Abstract
Course details
The School is multi-disciplinary and is targeted at postgraduate participants, including researchers, technologists, and professionals from industry or private companies, holding a master’s degree or equivalent in fields such as physics, statistics, computer science, computer vision, biology, medicine, bioinformatics, engineering, or related disciplines.
Applicants may be working at any research institutes, universities, public bodies, or private companies, and should have some experience and a strong interest in data analysis, computing or related fields.
Applications by university undergraduate students will also be considered, depending on availability, and must be accompanied by a letter of reference from a university professor.

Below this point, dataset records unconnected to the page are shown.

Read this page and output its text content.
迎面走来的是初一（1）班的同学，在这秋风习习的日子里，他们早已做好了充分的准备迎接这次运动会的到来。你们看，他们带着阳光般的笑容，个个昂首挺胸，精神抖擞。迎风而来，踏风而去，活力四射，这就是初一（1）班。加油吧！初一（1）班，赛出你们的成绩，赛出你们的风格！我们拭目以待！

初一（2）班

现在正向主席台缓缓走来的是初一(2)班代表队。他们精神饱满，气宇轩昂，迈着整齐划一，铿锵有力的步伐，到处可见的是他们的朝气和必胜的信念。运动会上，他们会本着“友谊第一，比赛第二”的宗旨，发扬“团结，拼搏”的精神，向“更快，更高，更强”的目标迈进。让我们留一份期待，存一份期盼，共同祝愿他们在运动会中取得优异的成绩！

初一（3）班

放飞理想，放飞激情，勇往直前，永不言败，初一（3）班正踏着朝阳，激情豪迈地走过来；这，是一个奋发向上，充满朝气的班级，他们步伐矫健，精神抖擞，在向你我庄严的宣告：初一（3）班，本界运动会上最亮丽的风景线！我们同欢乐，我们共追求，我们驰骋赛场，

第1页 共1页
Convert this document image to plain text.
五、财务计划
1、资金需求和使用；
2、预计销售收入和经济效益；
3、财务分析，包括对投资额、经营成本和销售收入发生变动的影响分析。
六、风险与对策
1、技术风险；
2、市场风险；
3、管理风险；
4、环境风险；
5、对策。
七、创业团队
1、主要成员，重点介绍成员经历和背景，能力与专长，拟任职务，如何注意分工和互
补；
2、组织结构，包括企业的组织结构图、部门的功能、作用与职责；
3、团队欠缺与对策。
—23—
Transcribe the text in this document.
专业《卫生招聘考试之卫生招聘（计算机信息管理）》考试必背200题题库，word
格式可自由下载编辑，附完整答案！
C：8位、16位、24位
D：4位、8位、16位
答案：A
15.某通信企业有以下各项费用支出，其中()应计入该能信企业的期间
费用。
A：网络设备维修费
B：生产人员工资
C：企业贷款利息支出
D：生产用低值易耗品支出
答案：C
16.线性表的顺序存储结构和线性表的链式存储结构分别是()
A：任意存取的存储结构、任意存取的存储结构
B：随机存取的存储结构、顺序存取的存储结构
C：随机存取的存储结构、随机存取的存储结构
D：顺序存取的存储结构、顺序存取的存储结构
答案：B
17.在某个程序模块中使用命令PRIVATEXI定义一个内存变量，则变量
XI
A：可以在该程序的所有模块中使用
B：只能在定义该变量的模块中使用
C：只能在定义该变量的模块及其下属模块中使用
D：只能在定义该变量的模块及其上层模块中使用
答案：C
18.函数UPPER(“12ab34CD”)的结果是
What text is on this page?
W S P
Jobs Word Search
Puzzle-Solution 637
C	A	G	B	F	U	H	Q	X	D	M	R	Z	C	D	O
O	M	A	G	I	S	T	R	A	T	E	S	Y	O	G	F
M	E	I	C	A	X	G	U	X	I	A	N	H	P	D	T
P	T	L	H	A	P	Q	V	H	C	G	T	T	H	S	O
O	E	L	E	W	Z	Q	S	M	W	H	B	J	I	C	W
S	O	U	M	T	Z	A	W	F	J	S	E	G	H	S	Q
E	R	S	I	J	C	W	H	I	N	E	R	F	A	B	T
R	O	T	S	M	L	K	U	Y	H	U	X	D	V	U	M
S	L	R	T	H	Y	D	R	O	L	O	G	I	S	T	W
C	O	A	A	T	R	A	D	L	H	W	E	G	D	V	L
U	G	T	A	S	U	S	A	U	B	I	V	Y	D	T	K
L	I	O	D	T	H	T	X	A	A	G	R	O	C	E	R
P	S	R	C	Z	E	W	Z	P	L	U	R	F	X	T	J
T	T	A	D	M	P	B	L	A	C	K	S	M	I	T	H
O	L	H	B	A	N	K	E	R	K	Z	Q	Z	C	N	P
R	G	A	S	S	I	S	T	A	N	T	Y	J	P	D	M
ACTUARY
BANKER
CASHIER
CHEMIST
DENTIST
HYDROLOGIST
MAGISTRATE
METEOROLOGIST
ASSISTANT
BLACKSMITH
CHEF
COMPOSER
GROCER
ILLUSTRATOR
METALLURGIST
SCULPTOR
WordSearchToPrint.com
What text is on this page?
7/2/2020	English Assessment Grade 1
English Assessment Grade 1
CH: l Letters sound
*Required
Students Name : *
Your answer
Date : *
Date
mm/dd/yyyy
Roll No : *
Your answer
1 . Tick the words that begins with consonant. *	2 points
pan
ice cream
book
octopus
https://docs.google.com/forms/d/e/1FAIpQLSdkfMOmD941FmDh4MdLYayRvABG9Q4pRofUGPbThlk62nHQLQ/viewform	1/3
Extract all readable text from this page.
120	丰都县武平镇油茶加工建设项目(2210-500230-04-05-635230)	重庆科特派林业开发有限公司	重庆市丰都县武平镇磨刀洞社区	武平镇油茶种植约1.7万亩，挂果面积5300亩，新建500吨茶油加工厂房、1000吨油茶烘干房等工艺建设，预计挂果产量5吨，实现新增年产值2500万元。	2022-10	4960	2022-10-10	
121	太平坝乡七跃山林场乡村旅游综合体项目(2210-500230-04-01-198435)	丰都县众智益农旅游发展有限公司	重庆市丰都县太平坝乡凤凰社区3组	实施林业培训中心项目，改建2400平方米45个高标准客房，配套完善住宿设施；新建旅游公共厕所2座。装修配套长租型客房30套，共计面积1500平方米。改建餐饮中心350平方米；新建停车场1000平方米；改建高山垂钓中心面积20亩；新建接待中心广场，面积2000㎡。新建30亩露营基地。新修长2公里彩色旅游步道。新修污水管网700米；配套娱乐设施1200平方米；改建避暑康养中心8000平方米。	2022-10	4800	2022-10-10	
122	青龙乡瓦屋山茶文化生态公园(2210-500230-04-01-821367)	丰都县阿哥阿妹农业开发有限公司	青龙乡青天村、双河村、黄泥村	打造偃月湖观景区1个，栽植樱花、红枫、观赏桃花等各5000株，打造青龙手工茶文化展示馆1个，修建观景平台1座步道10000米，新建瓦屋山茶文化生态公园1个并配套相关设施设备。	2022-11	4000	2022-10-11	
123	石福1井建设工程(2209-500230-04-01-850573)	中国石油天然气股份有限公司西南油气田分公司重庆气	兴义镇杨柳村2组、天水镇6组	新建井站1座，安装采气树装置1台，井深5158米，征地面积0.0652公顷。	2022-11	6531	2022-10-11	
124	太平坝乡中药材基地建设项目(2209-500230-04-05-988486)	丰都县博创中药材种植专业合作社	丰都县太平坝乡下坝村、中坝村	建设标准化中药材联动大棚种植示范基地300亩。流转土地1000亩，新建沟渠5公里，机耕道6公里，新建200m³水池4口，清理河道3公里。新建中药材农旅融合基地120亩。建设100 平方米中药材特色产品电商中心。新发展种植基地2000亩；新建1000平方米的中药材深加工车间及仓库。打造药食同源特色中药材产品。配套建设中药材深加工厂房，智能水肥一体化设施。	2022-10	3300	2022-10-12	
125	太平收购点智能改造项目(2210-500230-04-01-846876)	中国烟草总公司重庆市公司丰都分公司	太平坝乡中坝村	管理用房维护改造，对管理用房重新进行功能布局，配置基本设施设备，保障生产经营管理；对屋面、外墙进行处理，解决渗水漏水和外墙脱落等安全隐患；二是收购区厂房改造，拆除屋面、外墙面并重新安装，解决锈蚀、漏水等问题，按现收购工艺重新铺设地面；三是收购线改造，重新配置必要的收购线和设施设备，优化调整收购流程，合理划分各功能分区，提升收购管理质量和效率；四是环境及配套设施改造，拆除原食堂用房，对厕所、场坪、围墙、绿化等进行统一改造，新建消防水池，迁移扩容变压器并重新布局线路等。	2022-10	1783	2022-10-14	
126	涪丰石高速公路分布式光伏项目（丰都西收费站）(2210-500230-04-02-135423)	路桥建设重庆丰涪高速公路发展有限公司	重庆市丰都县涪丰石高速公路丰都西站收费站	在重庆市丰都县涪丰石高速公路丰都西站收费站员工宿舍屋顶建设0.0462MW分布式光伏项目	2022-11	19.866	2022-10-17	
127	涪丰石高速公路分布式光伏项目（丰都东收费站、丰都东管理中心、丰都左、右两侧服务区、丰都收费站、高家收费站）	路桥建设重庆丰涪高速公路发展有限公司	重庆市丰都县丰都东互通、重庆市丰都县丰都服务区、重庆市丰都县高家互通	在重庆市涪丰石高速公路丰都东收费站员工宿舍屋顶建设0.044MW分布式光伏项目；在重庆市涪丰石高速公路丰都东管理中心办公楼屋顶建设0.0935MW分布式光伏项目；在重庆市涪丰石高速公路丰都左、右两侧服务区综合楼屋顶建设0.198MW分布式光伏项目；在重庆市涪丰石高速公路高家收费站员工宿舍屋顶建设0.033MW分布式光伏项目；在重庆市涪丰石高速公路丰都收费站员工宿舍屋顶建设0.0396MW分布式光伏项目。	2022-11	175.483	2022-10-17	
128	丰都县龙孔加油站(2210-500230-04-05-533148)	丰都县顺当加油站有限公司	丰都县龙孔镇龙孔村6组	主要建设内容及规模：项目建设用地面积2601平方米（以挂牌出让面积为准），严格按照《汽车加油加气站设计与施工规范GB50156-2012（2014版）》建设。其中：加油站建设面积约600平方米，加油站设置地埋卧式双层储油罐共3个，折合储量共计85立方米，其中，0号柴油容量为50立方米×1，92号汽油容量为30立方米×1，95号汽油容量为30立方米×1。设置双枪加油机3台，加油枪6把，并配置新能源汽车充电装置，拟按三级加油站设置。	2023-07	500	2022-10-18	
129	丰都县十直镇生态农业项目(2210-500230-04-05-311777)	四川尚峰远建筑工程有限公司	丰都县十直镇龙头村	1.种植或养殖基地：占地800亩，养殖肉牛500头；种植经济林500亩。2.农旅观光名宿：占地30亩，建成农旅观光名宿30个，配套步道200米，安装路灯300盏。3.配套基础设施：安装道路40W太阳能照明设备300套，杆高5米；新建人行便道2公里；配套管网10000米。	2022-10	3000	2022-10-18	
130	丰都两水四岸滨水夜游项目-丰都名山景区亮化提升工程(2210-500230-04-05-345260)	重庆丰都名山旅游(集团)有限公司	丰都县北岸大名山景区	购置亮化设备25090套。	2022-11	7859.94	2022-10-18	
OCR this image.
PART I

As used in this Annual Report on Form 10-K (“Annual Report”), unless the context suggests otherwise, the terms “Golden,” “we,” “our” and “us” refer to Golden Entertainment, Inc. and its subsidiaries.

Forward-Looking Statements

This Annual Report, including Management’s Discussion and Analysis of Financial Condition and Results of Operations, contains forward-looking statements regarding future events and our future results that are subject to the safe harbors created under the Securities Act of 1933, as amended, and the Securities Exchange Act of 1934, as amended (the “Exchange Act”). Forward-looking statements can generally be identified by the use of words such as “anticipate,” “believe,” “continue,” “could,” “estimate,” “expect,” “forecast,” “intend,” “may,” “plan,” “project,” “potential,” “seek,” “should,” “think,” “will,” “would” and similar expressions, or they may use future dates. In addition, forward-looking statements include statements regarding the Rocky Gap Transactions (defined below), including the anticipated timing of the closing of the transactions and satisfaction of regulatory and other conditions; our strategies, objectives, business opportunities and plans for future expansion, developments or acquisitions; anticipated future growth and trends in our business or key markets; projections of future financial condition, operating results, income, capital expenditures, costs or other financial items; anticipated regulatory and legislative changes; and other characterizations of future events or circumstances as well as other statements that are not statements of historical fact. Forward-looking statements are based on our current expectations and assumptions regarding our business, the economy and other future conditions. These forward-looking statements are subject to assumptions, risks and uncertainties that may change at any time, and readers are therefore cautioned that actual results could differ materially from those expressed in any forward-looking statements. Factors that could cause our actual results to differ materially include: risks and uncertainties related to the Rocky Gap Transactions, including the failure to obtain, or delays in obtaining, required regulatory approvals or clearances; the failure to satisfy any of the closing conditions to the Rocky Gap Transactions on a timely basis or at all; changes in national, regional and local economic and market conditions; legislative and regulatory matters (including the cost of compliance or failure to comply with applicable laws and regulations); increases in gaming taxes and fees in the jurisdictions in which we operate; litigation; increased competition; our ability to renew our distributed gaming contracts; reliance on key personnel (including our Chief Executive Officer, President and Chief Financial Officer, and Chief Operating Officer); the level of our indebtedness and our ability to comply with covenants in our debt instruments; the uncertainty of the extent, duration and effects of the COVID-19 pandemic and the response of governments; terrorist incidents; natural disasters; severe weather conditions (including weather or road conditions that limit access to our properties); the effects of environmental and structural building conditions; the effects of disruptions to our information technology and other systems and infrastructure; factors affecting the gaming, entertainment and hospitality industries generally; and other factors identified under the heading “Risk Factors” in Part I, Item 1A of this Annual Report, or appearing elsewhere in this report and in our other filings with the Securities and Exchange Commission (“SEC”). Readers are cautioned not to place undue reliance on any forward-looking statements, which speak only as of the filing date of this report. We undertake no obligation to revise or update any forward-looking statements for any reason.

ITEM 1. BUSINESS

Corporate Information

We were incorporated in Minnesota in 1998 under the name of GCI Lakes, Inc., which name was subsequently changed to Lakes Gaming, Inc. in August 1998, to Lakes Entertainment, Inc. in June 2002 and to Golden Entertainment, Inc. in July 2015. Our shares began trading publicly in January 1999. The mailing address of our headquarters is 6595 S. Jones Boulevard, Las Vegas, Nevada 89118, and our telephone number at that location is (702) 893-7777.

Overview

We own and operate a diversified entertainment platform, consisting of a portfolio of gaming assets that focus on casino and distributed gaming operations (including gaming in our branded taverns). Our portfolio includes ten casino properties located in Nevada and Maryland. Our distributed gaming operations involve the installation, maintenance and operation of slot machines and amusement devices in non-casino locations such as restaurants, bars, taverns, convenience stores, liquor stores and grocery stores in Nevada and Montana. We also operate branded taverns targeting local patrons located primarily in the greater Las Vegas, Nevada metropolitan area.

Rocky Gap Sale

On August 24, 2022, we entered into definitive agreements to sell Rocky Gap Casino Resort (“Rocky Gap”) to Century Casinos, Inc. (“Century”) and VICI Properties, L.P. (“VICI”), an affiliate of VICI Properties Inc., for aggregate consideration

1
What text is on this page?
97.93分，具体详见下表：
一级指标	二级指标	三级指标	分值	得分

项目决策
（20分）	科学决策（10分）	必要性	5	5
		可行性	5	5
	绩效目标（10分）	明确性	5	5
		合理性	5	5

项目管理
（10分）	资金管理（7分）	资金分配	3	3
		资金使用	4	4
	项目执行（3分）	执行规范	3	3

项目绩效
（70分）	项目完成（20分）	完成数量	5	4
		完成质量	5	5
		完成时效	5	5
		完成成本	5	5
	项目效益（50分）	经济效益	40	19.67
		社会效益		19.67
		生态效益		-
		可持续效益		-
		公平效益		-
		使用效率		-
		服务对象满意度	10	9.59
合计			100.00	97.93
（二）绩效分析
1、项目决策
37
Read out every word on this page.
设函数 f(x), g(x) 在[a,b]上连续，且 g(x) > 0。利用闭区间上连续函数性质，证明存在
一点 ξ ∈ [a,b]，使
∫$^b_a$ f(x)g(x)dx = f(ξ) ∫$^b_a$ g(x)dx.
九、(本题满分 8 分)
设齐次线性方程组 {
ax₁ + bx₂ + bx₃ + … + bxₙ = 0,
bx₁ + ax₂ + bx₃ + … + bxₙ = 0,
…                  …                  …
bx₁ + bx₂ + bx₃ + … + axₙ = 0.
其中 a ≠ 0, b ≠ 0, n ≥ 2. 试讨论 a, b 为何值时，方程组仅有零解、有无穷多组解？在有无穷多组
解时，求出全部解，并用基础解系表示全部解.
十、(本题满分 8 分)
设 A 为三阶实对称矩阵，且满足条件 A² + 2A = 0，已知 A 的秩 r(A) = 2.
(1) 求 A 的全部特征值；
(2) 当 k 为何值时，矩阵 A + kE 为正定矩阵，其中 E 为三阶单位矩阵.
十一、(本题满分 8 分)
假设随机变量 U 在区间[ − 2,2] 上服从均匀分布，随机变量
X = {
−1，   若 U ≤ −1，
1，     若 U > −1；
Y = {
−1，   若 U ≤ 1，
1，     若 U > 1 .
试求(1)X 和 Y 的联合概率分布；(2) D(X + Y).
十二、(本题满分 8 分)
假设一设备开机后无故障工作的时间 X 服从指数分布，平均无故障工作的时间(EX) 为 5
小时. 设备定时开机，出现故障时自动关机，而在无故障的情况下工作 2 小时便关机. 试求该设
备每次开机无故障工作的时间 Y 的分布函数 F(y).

We embrace diversity and strongly encourage qualified and curious individuals from all nationalities and backgrounds to apply.
Programme
Fundamentals
- Computing Models in distributed systems
- Resource exploitation across Cloud, HPC and Edge environments
- Heterogeneous computing: GPU and FPGA-equipped providers
Data Science
- Introduction to Machine Learning concepts
- Deep Learning essentials, applications and tools
- AI workloads on distributed and heterogeneous platforms
Distributed Applications
- Construction of scalable and reproducible computing pipelines
- Remote and distributed inference for data‑intensive workloads
Learning outcomes
- Understand computing models and architectures in distributed systems (Cloud, HPC, Edge).
- Effectively use heterogeneous computing resources (CPU, GPU, FPGA).
- Apply basic Machine Learning and Deep Learning techniques to real-world problems.
- Execute and optimize AI workloads on distributed platforms.
- Design scalable and reproducible computing pipelines.
- Develop distributed inference solutions for data‑intensive workloads.
Prerequisites
Prerequisites for the hands-on sessions include:
- basic knowledge of NumPy, Pandas and Matplotlib.
- Familiarity with commonly used ML/DL frameworks and libraries such as scikit-learn, Tensorflow, Pytorch is expected.
Knowledge of containerization and orchestration technologies (e.g. Docker, Docker-compose, Kubernetes) and cloud or object storage systems (e.g. S3-compatible storage) is considered a plus.
Teaching methods
- Lectures
- Hands-on.
Certificate
An attendance certificate will be provided to the students attending the whole school programme. The school will also issue an official “SOSC School of Computing Diploma’ upon successful completion of a project that will be assigned during the school.
Registration
The registration fee includes:
- morning & afternoon coffee breaks
- social dinner and participation in the welcome event.
The final application deadline for registration is September 18, 2026.
Accommodation and transfers to and from the school venue are not included in the registration fee. Meals are not included, unless explicitly provided as part of school events.
The registration fee is €250 and fee payment will open on October 2nd, 2026.